Wind-voice knew he could not fly. But he limped as fast as he could, trying not to put much weight on his injured claws, the woodpecker supporting him.
Wind-voice’s vision began to blur and waver. Suddenly he saw the rich purplish black of another bird, a myna, who appeared beside Winger and helped Wind-voice walk. Supported by the two birds, he stepped into the fringe of golden light from a campfire and saw a gray-and-blue bird practicing the graceful movements of swordplay, all alone. Wind-voice flinched at the sight of the red and orange flames.
Bright flashes of green-blue filled the air as little kingfishers darted toward them. The stout myna congratulated Wind-voice on his daring escape. Ewingerale said something to him excitedly in his shrill little voice, but he couldn’t catch the words. So many smiling faces loomed up at him. Some started bandaging his burns and washing his injured foot with cool water.
Then Wind-voice turned and saw two dull yellow sticks in front of his eyes. Numbly he realized they weren’t sticks at all but spindly legs. There was an ugly scar on the right foot. He looked up to see folded wings and a body and, higher still, a long neck curving over and a pair of yellow eyes looking at him. It was the bird who had been practicing with the sword. The heron’s white face was almost comically wedgelike, but the two bold, black brushstrokes sweeping up above the eyes, however, were just menacing enough to stop any laughter. He said in a deep,
vibrant tone, “Welcome, son. You are safe here. I am the heron Fisher. Welcome.”
With those words, the haze in Wind-voice’s mind cleared.
“We’re free now, we’re free!” the woodpecker shouted joyously.
Wind-voice noticed the myna, standing still but with one claw running up and down a long wooden staff. He flew over to the myna and thanked him. The myna made a slight inclination with his head. “Don’t mention it. You’re a tough one. My name is Stormac.” Wind-voice was surprised to see that, despite his warriorlike appearance, Stormac sported a funny necklace with a red wooden pendant.
Wind-voice felt warmth that he had not thought existed in this forlorn, marshy land. “What tribe is this?” he croaked.
“These times are hard on tribes,” answered the old heron, gesturing far and wide with both wide wings. “Several tribes, survivors of attacks by the archaeopteryxes, live together here as a community. We have egrets, mynas, and herons as well as the Ekka tribe of kingfishers.”
Then another heron drifted over to them and handed them each a small, flat rock with steaming food on top.

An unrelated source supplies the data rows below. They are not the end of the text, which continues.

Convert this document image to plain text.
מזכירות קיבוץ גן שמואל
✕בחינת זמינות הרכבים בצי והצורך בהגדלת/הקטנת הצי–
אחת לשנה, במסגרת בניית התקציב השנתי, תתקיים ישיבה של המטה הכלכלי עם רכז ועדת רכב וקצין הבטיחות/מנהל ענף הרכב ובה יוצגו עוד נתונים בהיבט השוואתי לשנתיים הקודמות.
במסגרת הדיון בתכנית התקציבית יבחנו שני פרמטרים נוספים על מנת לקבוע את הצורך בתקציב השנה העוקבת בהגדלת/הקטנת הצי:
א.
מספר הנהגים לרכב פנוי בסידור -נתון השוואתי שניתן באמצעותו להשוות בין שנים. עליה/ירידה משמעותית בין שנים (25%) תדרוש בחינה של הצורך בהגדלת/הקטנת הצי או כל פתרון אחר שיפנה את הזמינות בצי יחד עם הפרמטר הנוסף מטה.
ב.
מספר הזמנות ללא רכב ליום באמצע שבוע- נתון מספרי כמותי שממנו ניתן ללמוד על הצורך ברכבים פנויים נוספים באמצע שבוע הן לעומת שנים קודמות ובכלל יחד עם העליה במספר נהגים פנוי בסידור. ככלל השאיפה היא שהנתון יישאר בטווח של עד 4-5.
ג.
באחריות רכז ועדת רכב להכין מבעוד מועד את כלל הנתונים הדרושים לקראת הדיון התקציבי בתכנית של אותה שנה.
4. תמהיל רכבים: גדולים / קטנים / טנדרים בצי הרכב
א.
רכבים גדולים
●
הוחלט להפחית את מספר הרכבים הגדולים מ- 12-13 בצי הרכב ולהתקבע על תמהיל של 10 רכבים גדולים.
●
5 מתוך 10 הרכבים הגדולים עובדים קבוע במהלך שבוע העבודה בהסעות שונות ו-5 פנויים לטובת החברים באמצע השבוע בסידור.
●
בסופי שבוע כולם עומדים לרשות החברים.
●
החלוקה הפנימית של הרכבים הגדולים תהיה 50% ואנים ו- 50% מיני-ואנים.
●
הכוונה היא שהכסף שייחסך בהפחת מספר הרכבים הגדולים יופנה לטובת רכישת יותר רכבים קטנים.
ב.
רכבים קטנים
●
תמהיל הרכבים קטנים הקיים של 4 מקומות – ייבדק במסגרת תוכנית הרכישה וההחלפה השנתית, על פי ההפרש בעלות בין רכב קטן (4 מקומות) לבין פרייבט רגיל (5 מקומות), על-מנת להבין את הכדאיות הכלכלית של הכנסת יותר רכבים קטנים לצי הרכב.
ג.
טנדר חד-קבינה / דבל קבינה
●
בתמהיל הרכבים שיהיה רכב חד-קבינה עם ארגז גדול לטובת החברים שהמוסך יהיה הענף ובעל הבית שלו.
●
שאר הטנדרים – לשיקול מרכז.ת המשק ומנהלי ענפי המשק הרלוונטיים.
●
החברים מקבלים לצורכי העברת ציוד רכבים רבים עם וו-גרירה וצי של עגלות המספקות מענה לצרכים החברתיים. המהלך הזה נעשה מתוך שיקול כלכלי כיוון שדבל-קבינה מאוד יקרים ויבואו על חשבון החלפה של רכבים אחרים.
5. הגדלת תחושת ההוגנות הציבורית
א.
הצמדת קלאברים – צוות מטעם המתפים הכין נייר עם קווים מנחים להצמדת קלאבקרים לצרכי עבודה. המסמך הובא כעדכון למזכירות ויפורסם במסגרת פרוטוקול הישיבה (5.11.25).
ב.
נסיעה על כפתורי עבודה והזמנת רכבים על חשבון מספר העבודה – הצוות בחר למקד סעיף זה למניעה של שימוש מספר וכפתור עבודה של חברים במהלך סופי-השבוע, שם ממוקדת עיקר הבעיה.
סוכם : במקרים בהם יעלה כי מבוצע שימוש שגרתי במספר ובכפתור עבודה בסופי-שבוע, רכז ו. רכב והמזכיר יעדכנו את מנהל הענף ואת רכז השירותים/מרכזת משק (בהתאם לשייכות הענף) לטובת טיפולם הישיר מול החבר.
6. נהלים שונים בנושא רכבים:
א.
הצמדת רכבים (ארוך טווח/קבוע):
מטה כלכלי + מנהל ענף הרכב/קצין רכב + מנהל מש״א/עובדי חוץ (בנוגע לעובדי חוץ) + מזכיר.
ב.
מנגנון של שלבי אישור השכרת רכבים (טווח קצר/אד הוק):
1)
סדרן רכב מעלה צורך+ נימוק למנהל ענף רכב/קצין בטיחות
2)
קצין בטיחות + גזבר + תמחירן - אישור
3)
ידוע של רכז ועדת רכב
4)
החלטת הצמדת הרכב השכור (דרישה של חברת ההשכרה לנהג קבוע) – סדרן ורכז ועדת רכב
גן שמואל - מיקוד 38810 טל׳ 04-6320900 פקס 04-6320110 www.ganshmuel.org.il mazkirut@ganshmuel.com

Everybody grew quiet at the sight of the heron. She seemed to be focused elsewhere. “Here,” she said. They stammered their thanks.
The heron seemed to hear something nobird else did and wandered into the shadows, murmuring, “Candles…he made the best candles, even ones shaped like heron chicks. It’s a pity, but those chick candles have all burned out…”
“That’s my wife, Aredrem,” Fisher said sadly, and went over to comfort her. “I was a candlemaker before the turmoil started. We lost all our children to archaeopteryxes or to hunger. I lost a toe in battle, so I cannot make candles as I used to. Poor Aredrem was shaken. She’s in a different world now. But Aredrem seems to have taken a liking to you two.”